3. Trouver des options pour créer les conditions à une nouvelle conférence paneuropéenne sur la sécurité et la coopération « Helsinki 2.0 » (par exemple, sous l'égide de l'OSCE) afin de développer une compréhension commune des conditions de la « sécurité indivisible » et élaborer une stratégie globale des relations dans la Grande Europe (UE, Russie, autres pays européens) tout en suivant l'esprit et la lettre de la Charte de Paris pour la nouvelle Europe de 1990. « Helsinki 2.0 » pourrait relancer la perspective politique globale dans la situation où le dialogue entre les pays de l'UE et la Russie est toujours compliqué. Tout comme la réunion des dirigeants des pays en Finlande en 1975 a abouti à la signature de l'Acte final sur la sécurité et la coopération en Europe, ce dialogue, qui pourra prendre plusieurs années, pourrait résulter à un accord proche à l'Acte de Helsinki, qui consoliderait les engagements mutuels et confirmerait un attachement commun en faveur des principes fondamentaux du droit international : tels que le non-recours à la force, le règlement pacifique des conflits, la souveraineté, l'intégrité territoriale et la non-ingérence dans les affaires intérieures, l'inadmissibilité de renforcer la sécurité d'un état en portant atteinte à la sécurité d'autrui.
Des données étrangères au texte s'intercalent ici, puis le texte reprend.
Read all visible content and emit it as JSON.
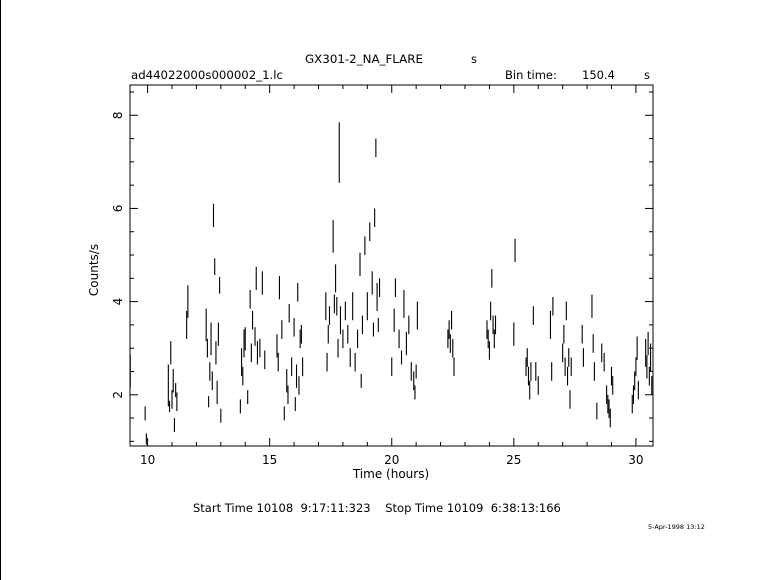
{
  "header": {
    "title": "GX301-2_NA_FLARE",
    "title_suffix": "s",
    "filename": "ad44022000s000002_1.lc",
    "bin_time_label": "Bin time:",
    "bin_time_value": "150.4",
    "bin_time_unit": "s"
  },
  "footer": {
    "start_stop": "Start Time 10108  9:17:11:323    Stop Time 10109  6:38:13:166",
    "timestamp": "5-Apr-1998 13:12"
  },
  "chart_data": {
    "type": "scatter",
    "error_bars": "vertical",
    "xlabel": "Time (hours)",
    "ylabel": "Counts/s",
    "xlim": [
      9.28,
      30.7
    ],
    "ylim": [
      0.9,
      8.65
    ],
    "x_ticks": [
      10,
      15,
      20,
      25,
      30
    ],
    "y_ticks": [
      2,
      4,
      6,
      8
    ],
    "grid": false,
    "points": [
      {
        "x": 9.29,
        "y": 2.5,
        "err": 0.35
      },
      {
        "x": 9.9,
        "y": 1.6,
        "err": 0.15
      },
      {
        "x": 9.95,
        "y": 1.05,
        "err": 0.12
      },
      {
        "x": 10.85,
        "y": 2.2,
        "err": 0.45
      },
      {
        "x": 10.9,
        "y": 1.75,
        "err": 0.12
      },
      {
        "x": 10.95,
        "y": 2.9,
        "err": 0.25
      },
      {
        "x": 11.0,
        "y": 1.9,
        "err": 0.2
      },
      {
        "x": 11.05,
        "y": 2.3,
        "err": 0.25
      },
      {
        "x": 11.1,
        "y": 1.35,
        "err": 0.15
      },
      {
        "x": 11.15,
        "y": 2.1,
        "err": 0.15
      },
      {
        "x": 11.2,
        "y": 1.85,
        "err": 0.2
      },
      {
        "x": 11.6,
        "y": 3.5,
        "err": 0.3
      },
      {
        "x": 11.65,
        "y": 4.0,
        "err": 0.35
      },
      {
        "x": 12.4,
        "y": 3.5,
        "err": 0.35
      },
      {
        "x": 12.45,
        "y": 3.0,
        "err": 0.2
      },
      {
        "x": 12.5,
        "y": 1.85,
        "err": 0.12
      },
      {
        "x": 12.55,
        "y": 2.5,
        "err": 0.2
      },
      {
        "x": 12.6,
        "y": 3.2,
        "err": 0.35
      },
      {
        "x": 12.65,
        "y": 2.3,
        "err": 0.2
      },
      {
        "x": 12.7,
        "y": 5.85,
        "err": 0.25
      },
      {
        "x": 12.75,
        "y": 4.75,
        "err": 0.18
      },
      {
        "x": 12.8,
        "y": 2.9,
        "err": 0.25
      },
      {
        "x": 12.85,
        "y": 2.05,
        "err": 0.25
      },
      {
        "x": 12.9,
        "y": 3.3,
        "err": 0.25
      },
      {
        "x": 12.95,
        "y": 4.35,
        "err": 0.18
      },
      {
        "x": 13.0,
        "y": 1.55,
        "err": 0.15
      },
      {
        "x": 13.8,
        "y": 1.75,
        "err": 0.15
      },
      {
        "x": 13.85,
        "y": 2.7,
        "err": 0.3
      },
      {
        "x": 13.9,
        "y": 2.4,
        "err": 0.2
      },
      {
        "x": 13.95,
        "y": 3.1,
        "err": 0.3
      },
      {
        "x": 14.0,
        "y": 3.2,
        "err": 0.25
      },
      {
        "x": 14.1,
        "y": 1.95,
        "err": 0.15
      },
      {
        "x": 14.2,
        "y": 4.05,
        "err": 0.2
      },
      {
        "x": 14.25,
        "y": 2.9,
        "err": 0.2
      },
      {
        "x": 14.3,
        "y": 3.6,
        "err": 0.2
      },
      {
        "x": 14.4,
        "y": 3.25,
        "err": 0.2
      },
      {
        "x": 14.45,
        "y": 4.5,
        "err": 0.25
      },
      {
        "x": 14.5,
        "y": 2.9,
        "err": 0.25
      },
      {
        "x": 14.6,
        "y": 3.0,
        "err": 0.2
      },
      {
        "x": 14.7,
        "y": 4.4,
        "err": 0.25
      },
      {
        "x": 14.8,
        "y": 2.75,
        "err": 0.2
      },
      {
        "x": 15.3,
        "y": 3.05,
        "err": 0.25
      },
      {
        "x": 15.35,
        "y": 2.7,
        "err": 0.2
      },
      {
        "x": 15.4,
        "y": 4.3,
        "err": 0.25
      },
      {
        "x": 15.5,
        "y": 3.4,
        "err": 0.2
      },
      {
        "x": 15.6,
        "y": 1.6,
        "err": 0.15
      },
      {
        "x": 15.7,
        "y": 2.3,
        "err": 0.25
      },
      {
        "x": 15.75,
        "y": 2.0,
        "err": 0.2
      },
      {
        "x": 15.8,
        "y": 3.75,
        "err": 0.2
      },
      {
        "x": 15.9,
        "y": 2.6,
        "err": 0.2
      },
      {
        "x": 16.0,
        "y": 3.45,
        "err": 0.2
      },
      {
        "x": 16.05,
        "y": 1.8,
        "err": 0.15
      },
      {
        "x": 16.1,
        "y": 2.4,
        "err": 0.25
      },
      {
        "x": 16.15,
        "y": 4.2,
        "err": 0.2
      },
      {
        "x": 16.2,
        "y": 2.2,
        "err": 0.2
      },
      {
        "x": 16.25,
        "y": 3.2,
        "err": 0.2
      },
      {
        "x": 16.3,
        "y": 3.3,
        "err": 0.2
      },
      {
        "x": 16.35,
        "y": 2.6,
        "err": 0.2
      },
      {
        "x": 17.3,
        "y": 3.9,
        "err": 0.3
      },
      {
        "x": 17.35,
        "y": 2.7,
        "err": 0.2
      },
      {
        "x": 17.4,
        "y": 3.3,
        "err": 0.2
      },
      {
        "x": 17.45,
        "y": 3.7,
        "err": 0.2
      },
      {
        "x": 17.6,
        "y": 5.4,
        "err": 0.35
      },
      {
        "x": 17.65,
        "y": 3.95,
        "err": 0.2
      },
      {
        "x": 17.7,
        "y": 4.5,
        "err": 0.3
      },
      {
        "x": 17.75,
        "y": 3.9,
        "err": 0.2
      },
      {
        "x": 17.8,
        "y": 3.0,
        "err": 0.2
      },
      {
        "x": 17.85,
        "y": 7.2,
        "err": 0.65
      },
      {
        "x": 17.9,
        "y": 3.6,
        "err": 0.3
      },
      {
        "x": 18.0,
        "y": 3.2,
        "err": 0.2
      },
      {
        "x": 18.1,
        "y": 3.8,
        "err": 0.2
      },
      {
        "x": 18.2,
        "y": 3.3,
        "err": 0.2
      },
      {
        "x": 18.3,
        "y": 2.8,
        "err": 0.2
      },
      {
        "x": 18.4,
        "y": 3.9,
        "err": 0.3
      },
      {
        "x": 18.5,
        "y": 2.7,
        "err": 0.2
      },
      {
        "x": 18.6,
        "y": 3.2,
        "err": 0.2
      },
      {
        "x": 18.7,
        "y": 4.8,
        "err": 0.25
      },
      {
        "x": 18.75,
        "y": 2.3,
        "err": 0.15
      },
      {
        "x": 18.8,
        "y": 3.5,
        "err": 0.2
      },
      {
        "x": 18.9,
        "y": 5.2,
        "err": 0.2
      },
      {
        "x": 19.0,
        "y": 3.9,
        "err": 0.3
      },
      {
        "x": 19.1,
        "y": 5.5,
        "err": 0.2
      },
      {
        "x": 19.2,
        "y": 4.4,
        "err": 0.25
      },
      {
        "x": 19.25,
        "y": 3.4,
        "err": 0.15
      },
      {
        "x": 19.3,
        "y": 5.8,
        "err": 0.2
      },
      {
        "x": 19.35,
        "y": 7.3,
        "err": 0.2
      },
      {
        "x": 19.4,
        "y": 4.1,
        "err": 0.3
      },
      {
        "x": 19.45,
        "y": 3.5,
        "err": 0.15
      },
      {
        "x": 19.5,
        "y": 4.3,
        "err": 0.2
      },
      {
        "x": 20.0,
        "y": 2.6,
        "err": 0.2
      },
      {
        "x": 20.1,
        "y": 3.6,
        "err": 0.25
      },
      {
        "x": 20.15,
        "y": 4.3,
        "err": 0.2
      },
      {
        "x": 20.3,
        "y": 3.2,
        "err": 0.2
      },
      {
        "x": 20.4,
        "y": 2.8,
        "err": 0.15
      },
      {
        "x": 20.5,
        "y": 3.95,
        "err": 0.3
      },
      {
        "x": 20.6,
        "y": 3.1,
        "err": 0.25
      },
      {
        "x": 20.7,
        "y": 3.5,
        "err": 0.2
      },
      {
        "x": 20.8,
        "y": 2.5,
        "err": 0.2
      },
      {
        "x": 20.9,
        "y": 2.3,
        "err": 0.2
      },
      {
        "x": 20.95,
        "y": 2.05,
        "err": 0.15
      },
      {
        "x": 21.0,
        "y": 2.5,
        "err": 0.15
      },
      {
        "x": 21.05,
        "y": 3.7,
        "err": 0.3
      },
      {
        "x": 22.3,
        "y": 3.2,
        "err": 0.2
      },
      {
        "x": 22.35,
        "y": 3.4,
        "err": 0.2
      },
      {
        "x": 22.4,
        "y": 3.1,
        "err": 0.2
      },
      {
        "x": 22.45,
        "y": 3.6,
        "err": 0.2
      },
      {
        "x": 22.5,
        "y": 3.0,
        "err": 0.2
      },
      {
        "x": 22.55,
        "y": 2.6,
        "err": 0.2
      },
      {
        "x": 23.9,
        "y": 3.4,
        "err": 0.2
      },
      {
        "x": 23.95,
        "y": 3.2,
        "err": 0.2
      },
      {
        "x": 24.0,
        "y": 2.95,
        "err": 0.2
      },
      {
        "x": 24.05,
        "y": 3.8,
        "err": 0.2
      },
      {
        "x": 24.1,
        "y": 4.5,
        "err": 0.2
      },
      {
        "x": 24.15,
        "y": 3.5,
        "err": 0.2
      },
      {
        "x": 24.2,
        "y": 3.2,
        "err": 0.2
      },
      {
        "x": 24.25,
        "y": 3.5,
        "err": 0.2
      },
      {
        "x": 25.0,
        "y": 3.3,
        "err": 0.25
      },
      {
        "x": 25.05,
        "y": 5.1,
        "err": 0.25
      },
      {
        "x": 25.5,
        "y": 2.6,
        "err": 0.2
      },
      {
        "x": 25.55,
        "y": 2.8,
        "err": 0.2
      },
      {
        "x": 25.6,
        "y": 2.4,
        "err": 0.2
      },
      {
        "x": 25.65,
        "y": 2.1,
        "err": 0.2
      },
      {
        "x": 25.7,
        "y": 2.5,
        "err": 0.2
      },
      {
        "x": 25.8,
        "y": 3.7,
        "err": 0.2
      },
      {
        "x": 25.9,
        "y": 2.5,
        "err": 0.2
      },
      {
        "x": 26.0,
        "y": 2.2,
        "err": 0.2
      },
      {
        "x": 26.5,
        "y": 3.5,
        "err": 0.3
      },
      {
        "x": 26.55,
        "y": 2.5,
        "err": 0.2
      },
      {
        "x": 26.6,
        "y": 3.9,
        "err": 0.2
      },
      {
        "x": 27.0,
        "y": 2.9,
        "err": 0.2
      },
      {
        "x": 27.05,
        "y": 3.3,
        "err": 0.2
      },
      {
        "x": 27.1,
        "y": 2.6,
        "err": 0.2
      },
      {
        "x": 27.15,
        "y": 3.8,
        "err": 0.2
      },
      {
        "x": 27.2,
        "y": 2.4,
        "err": 0.2
      },
      {
        "x": 27.25,
        "y": 2.8,
        "err": 0.2
      },
      {
        "x": 27.3,
        "y": 1.9,
        "err": 0.2
      },
      {
        "x": 27.35,
        "y": 2.6,
        "err": 0.2
      },
      {
        "x": 27.8,
        "y": 3.3,
        "err": 0.2
      },
      {
        "x": 27.85,
        "y": 2.8,
        "err": 0.2
      },
      {
        "x": 28.2,
        "y": 3.9,
        "err": 0.25
      },
      {
        "x": 28.25,
        "y": 3.1,
        "err": 0.2
      },
      {
        "x": 28.3,
        "y": 2.5,
        "err": 0.2
      },
      {
        "x": 28.4,
        "y": 1.65,
        "err": 0.18
      },
      {
        "x": 28.6,
        "y": 2.9,
        "err": 0.2
      },
      {
        "x": 28.7,
        "y": 2.7,
        "err": 0.2
      },
      {
        "x": 28.8,
        "y": 2.0,
        "err": 0.2
      },
      {
        "x": 28.85,
        "y": 1.8,
        "err": 0.2
      },
      {
        "x": 28.9,
        "y": 1.7,
        "err": 0.2
      },
      {
        "x": 28.95,
        "y": 1.5,
        "err": 0.2
      },
      {
        "x": 29.0,
        "y": 2.4,
        "err": 0.2
      },
      {
        "x": 29.05,
        "y": 2.2,
        "err": 0.2
      },
      {
        "x": 29.85,
        "y": 1.8,
        "err": 0.2
      },
      {
        "x": 29.9,
        "y": 2.0,
        "err": 0.2
      },
      {
        "x": 29.95,
        "y": 2.3,
        "err": 0.2
      },
      {
        "x": 30.0,
        "y": 2.6,
        "err": 0.2
      },
      {
        "x": 30.05,
        "y": 3.0,
        "err": 0.25
      },
      {
        "x": 30.1,
        "y": 2.1,
        "err": 0.2
      },
      {
        "x": 30.4,
        "y": 2.9,
        "err": 0.3
      },
      {
        "x": 30.45,
        "y": 2.6,
        "err": 0.25
      },
      {
        "x": 30.5,
        "y": 3.1,
        "err": 0.25
      },
      {
        "x": 30.55,
        "y": 2.4,
        "err": 0.2
      },
      {
        "x": 30.6,
        "y": 2.8,
        "err": 0.3
      },
      {
        "x": 30.65,
        "y": 2.2,
        "err": 0.2
      }
    ]
  }
}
4 . Poursuivre des négociations sur la conclusion des « mini-accords » sectoriels sur le partenariat et la coopération entre la Russie et l'UE sur des questions actuelles d'intérêt mutuel. Ce n'est pas une alternative à la signature de l'APC-2 (Accord de partenariat et de coopération), mais cela peut donner un élan et préparer le terrain pour la reprise des négociations sur ce document.

5. Mettre la question du statut de la Crimée hors du cadre des efforts conjoints visant à établir la coopération dans d'autres domaines, y compris le règlement de la situation dans le sud-est de l'Ukraine.